The MiniMax-M2 Series: Mini Activations Unleashing Max Real-World Intelligence

MiniMax released the M2 series of Mixture-of-Experts language models, featuring 229.9 billion total parameters with only 9.8 billion activated per token, designed for agentic deployment. The models use agent-driven data pipelines, a scalable reinforcement learning system called Forge, and the M2.7 checkpoint introduces self-evolution capabilities for autonomous debugging and scaffold modification. The series achieves frontier-tier performance on agentic coding, deep search, office-task, and reasoning benchmarks despite its small activation footprint.

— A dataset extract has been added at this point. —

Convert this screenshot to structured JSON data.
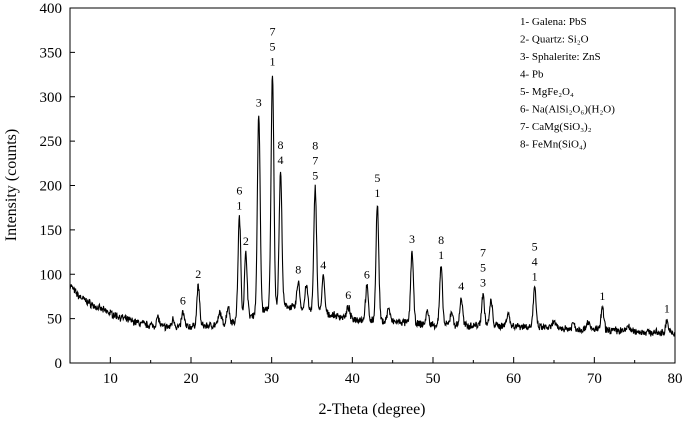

arXiv:2605.26494v1 Announce Type: new Abstract: We introduce the MiniMax-M2 series, a family of Mixture-of-Experts language models built around the principle that mini activations can unleash maximum real-world intelligence. The flagship M2 contains 229.9B total parameters with only 9.8B activated per token. Designed end-to-end for agentic deployment, the M2 series rests on three components: i agent-driven data pipelines producing large-scale, verifiable trajectories across agentic coding and agentic cowork, each grounded in an executable workspace and an artifact-aligned reward; ii Forge, a scalable agent-native RL system that adapts to long-horizon agent trajectories, paired with windowed-FIFO scheduling, prefix-tree merging, inference optimization, and a clean training-inference-agent decoupling that supports both white-box and black-box agents; iii the latest M2.7 checkpoint takes an early step toward self-evolution -- autonomously debugging training runs and modifying its own scaffold. Across M2 through M2.7, this combination translates a mini-activation footprint into frontier-tier performance on agentic coding, deep search, office-task, and reasoning benchmarks.